Cory Johnson: My question is about the fleet. I have a question on the fleet and what’s happened with deployments? How have you changed the fleet deployment themselves, both in terms of numbers and the way you deploy them to add to gross margin?

Bond Clement : Hi, Cory, you got a lot of feedback behind you. We’re really not able to hear your question. Would you mind repeating that?

Cory Johnson: Yes, I’ll start one more time. Question about the fleet, how you’ve changed the deployment to add to gross margin?

Ryan Ezell: Yes. So if I understand correctly, you’re asking around where the fleets are being deployed and how this has impacted our gross margins. A couple of comments around that. And so when we look at the fleet deployment, one is, is that we’ve actually seen, obviously, the total count itself was down. But really where we’re seeing the big impact is in those gas-rich basins such as the Haynesville and we’ve seen some of these fleets transition to other areas in South Texas or West Texas, et cetera. And when you look at that change the gross margins for us are impacted in terms of product mix and destination to delivery and how can we change the customers, in other words the white space or changes of pad locations. And what we’ve seen is that we’ve seen a slight impact to overall revenue.

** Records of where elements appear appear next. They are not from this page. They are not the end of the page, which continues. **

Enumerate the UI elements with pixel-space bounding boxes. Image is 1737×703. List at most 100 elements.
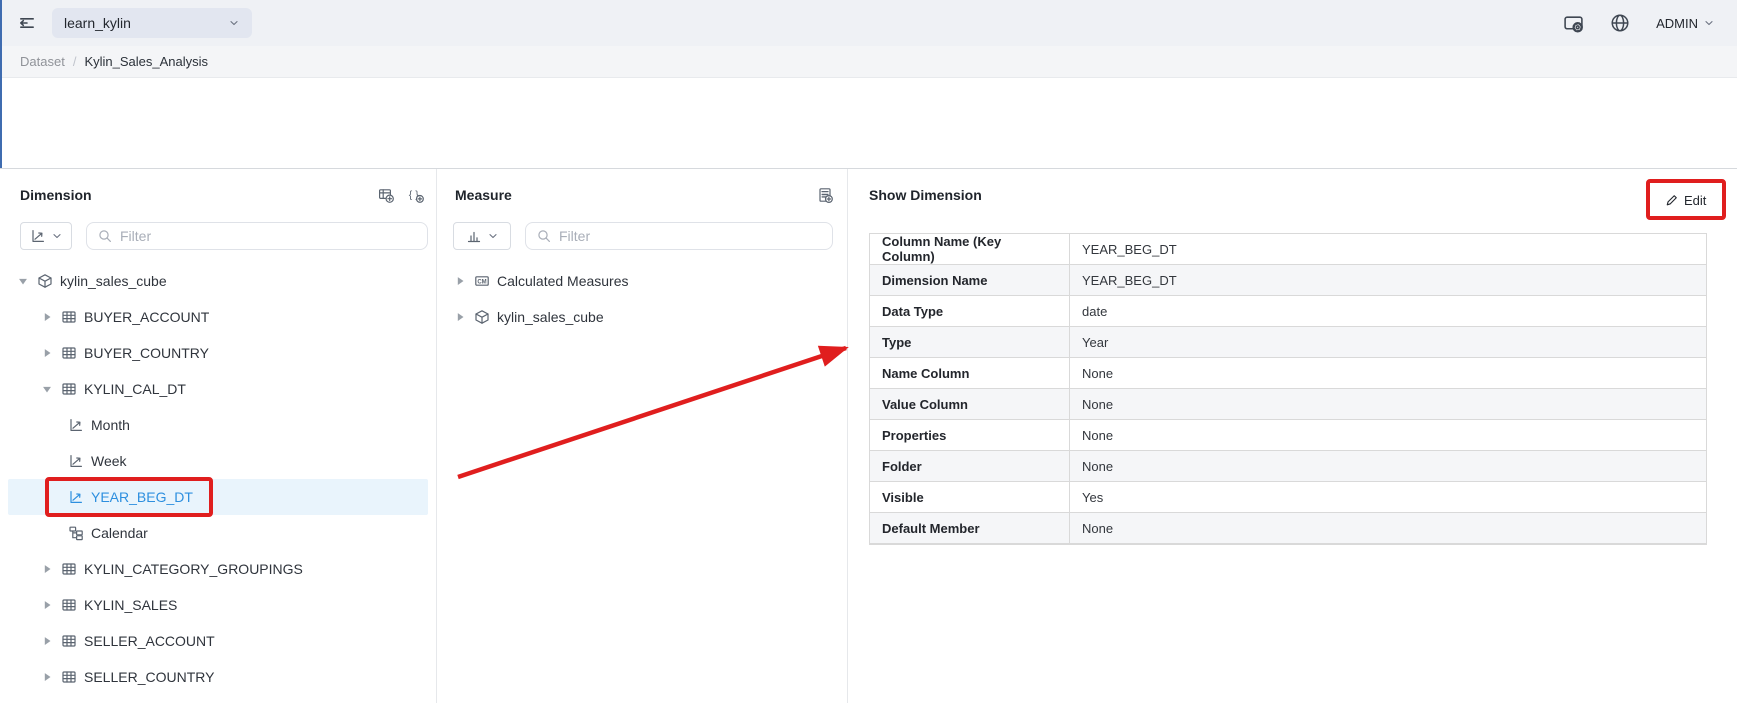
tree-item-label: Calendar [91,525,148,541]
table-row-label: Column Name (Key Column) [870,234,1070,264]
caret-right-icon[interactable] [40,670,54,684]
app-window: learn_kylin ADMIN Dataset / Kylin_Sales_… [0,0,1737,703]
table-row-value: Yes [1070,482,1706,512]
tree-item-kylin-cal-dt[interactable]: KYLIN_CAL_DT [8,371,428,407]
tree-item-kylin-sales-cube[interactable]: kylin_sales_cube [445,299,839,335]
breadcrumb-separator: / [73,54,77,69]
globe-icon[interactable] [1610,13,1630,33]
breadcrumb-dataset[interactable]: Dataset [20,54,65,69]
dimension-panel-title: Dimension [20,187,92,203]
table-icon [61,381,77,397]
main-content: Dimension { } kylin_sales_cube BUYER_ACCO… [0,169,1737,703]
tree-item-kylin-sales-cube[interactable]: kylin_sales_cube [8,263,428,299]
level-icon [68,489,84,505]
level-icon [68,417,84,433]
add-dimension-table-icon[interactable] [378,187,394,203]
system-settings-icon[interactable] [1563,13,1584,34]
caret-right-icon[interactable] [453,274,467,288]
table-row-value: date [1070,296,1706,326]
table-icon [61,345,77,361]
measure-panel: Measure CM Calculated Measures kylin_sales… [437,169,848,703]
table-row-default-member: Default MemberNone [870,513,1706,544]
dimension-tree: kylin_sales_cube BUYER_ACCOUNTBUYER_COUNT… [8,263,428,695]
dimension-properties-table: Column Name (Key Column)YEAR_BEG_DTDimen… [869,233,1707,545]
tree-item-label: Week [91,453,127,469]
table-icon [61,669,77,685]
chevron-down-icon [1703,17,1715,29]
caret-right-icon[interactable] [40,562,54,576]
tree-item-label: YEAR_BEG_DT [91,489,193,505]
table-row-label: Folder [870,451,1070,481]
tree-item-label: KYLIN_SALES [84,597,177,613]
topbar-actions: ADMIN [1563,13,1715,34]
tree-item-label: SELLER_COUNTRY [84,669,214,685]
user-menu-label: ADMIN [1656,16,1698,31]
tree-item-label: Month [91,417,130,433]
tree-item-label: kylin_sales_cube [60,273,167,289]
tree-item-kylin-sales[interactable]: KYLIN_SALES [8,587,428,623]
collapse-sidebar-icon[interactable] [18,14,36,32]
hierarchy-icon [68,525,84,541]
user-menu[interactable]: ADMIN [1656,16,1715,31]
tree-item-label: kylin_sales_cube [497,309,604,325]
table-row-column-name-key-column: Column Name (Key Column)YEAR_BEG_DT [870,234,1706,265]
dimension-type-filter-dropdown[interactable] [20,222,72,250]
show-dimension-title: Show Dimension [869,187,982,203]
bar-chart-icon [466,228,482,244]
add-measure-calculator-icon[interactable] [817,187,833,203]
table-row-type: TypeYear [870,327,1706,358]
caret-right-icon[interactable] [40,598,54,612]
tree-item-month[interactable]: Month [8,407,428,443]
chevron-down-icon [487,230,499,242]
table-row-value-column: Value ColumnNone [870,389,1706,420]
table-row-label: Name Column [870,358,1070,388]
table-row-value: Year [1070,327,1706,357]
add-named-set-braces-icon[interactable]: { } [408,187,424,203]
caret-right-icon[interactable] [40,634,54,648]
tree-item-kylin-category-groupings[interactable]: KYLIN_CATEGORY_GROUPINGS [8,551,428,587]
edit-button[interactable]: Edit [1664,188,1706,212]
project-selector[interactable]: learn_kylin [52,8,252,38]
cube-icon [37,273,53,289]
table-row-label: Data Type [870,296,1070,326]
caret-right-icon[interactable] [40,346,54,360]
top-bar: learn_kylin ADMIN [0,0,1737,46]
table-row-value: None [1070,420,1706,450]
dimension-filter-input[interactable] [120,228,417,244]
tree-item-year-beg-dt[interactable]: YEAR_BEG_DT [8,479,428,515]
dimension-filter-box [86,222,428,250]
tree-item-calendar[interactable]: Calendar [8,515,428,551]
edit-button-label: Edit [1684,193,1706,208]
measure-filter-input[interactable] [559,228,822,244]
tree-item-buyer-country[interactable]: BUYER_COUNTRY [8,335,428,371]
table-icon [61,597,77,613]
table-row-value: YEAR_BEG_DT [1070,265,1706,295]
tree-item-label: Calculated Measures [497,273,629,289]
caret-right-icon[interactable] [40,310,54,324]
tree-item-label: KYLIN_CAL_DT [84,381,186,397]
tree-item-seller-country[interactable]: SELLER_COUNTRY [8,659,428,695]
table-row-label: Value Column [870,389,1070,419]
caret-down-icon[interactable] [40,382,54,396]
measure-panel-title: Measure [455,187,512,203]
search-icon [97,228,113,244]
tree-item-week[interactable]: Week [8,443,428,479]
window-left-edge [0,0,2,168]
table-icon [61,633,77,649]
show-dimension-panel: Show Dimension Edit Column Name (Key Col… [849,169,1737,703]
tree-item-seller-account[interactable]: SELLER_ACCOUNT [8,623,428,659]
table-row-value: YEAR_BEG_DT [1070,234,1706,264]
table-row-label: Type [870,327,1070,357]
caret-down-icon[interactable] [16,274,30,288]
search-icon [536,228,552,244]
measure-type-filter-dropdown[interactable] [453,222,511,250]
caret-right-icon[interactable] [453,310,467,324]
tree-item-buyer-account[interactable]: BUYER_ACCOUNT [8,299,428,335]
table-row-label: Default Member [870,513,1070,543]
table-row-value: None [1070,451,1706,481]
svg-text:CM: CM [477,279,486,285]
breadcrumb-current: Kylin_Sales_Analysis [84,54,208,69]
table-icon [61,561,77,577]
wizard-stepper: 1Basic Information2Define Relationships3… [0,78,1737,169]
tree-item-calculated-measures[interactable]: CM Calculated Measures [445,263,839,299]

But in reality, the products that we’re moving is quite more efficient for us. And our freight costs have gone down as a percentage of revenue, and our material cost as a percentage of revenue are where we work pre the ProFrac contract, which means we’ve seen significant improvement in our overall material cost base. I hope this kind of adds a little bit of color around that question followed that.

Operator: [Operator Instructions] Next question from Gerry Sweeney from ROTH Capital.

Gerry Sweeney : Good morning, Ryan and Bond. I did actually have a similar question on gross margins. I think that Cory just asked. I just want to dig in and understand not just what was driving gross margins, but maybe some of the — what’s going to drive it in the future is that some of the prescription — prescriptive management, but I think you also described a location of where your work is. So I’m not sure if we can add to that. Obviously, I’m a little bit new to the story, but I was just curious if maybe just dig in a touch further.

Ryan Ezell: Yes. So just to build on the commentary to Cory. So when you look at overall operational contribution to gross margin improvement, a lot of that has been driven by our improvement of our logistical networks and automization that we’ve done there as we continue to see freight as a percentage of material costs go down every quarter this year. The second component that contribute to that is the types of materials that we’re moving in the general operations, our material cost as a percentage of revenue are where we were prior to us ramping up our ProFrac contract. So as we have been predicting on our path to profitability there, we’re starting to see those margins return to the strength that we would want to see. The other big component that we’re extremely excited about probably has had the most impact for us is that our prescriptive chemistry based sales are continuing to increase every quarter.

And we refer to those as the transactional business models and what’s more important there is the proprietary technologies that we see with our complex nano-fluids. Those have grown 151% on quarter and are up over almost 250% year-on-year. And in Q3, they represented almost 40% of the sales in the transactional business component, which if you go back to our best years of profitability back in 2014 and ’15, it was at those percentages of revenue. So we’re continuing to see that evolve, and that’s really helping push our gross margin business. And when you look at it in terms of why that revenues continue to grow, those are 12- to 18-month sales that we’ve been in place in long-term pursuits on. And as you see, E&P operators look to wanting better performance out of every well drilled.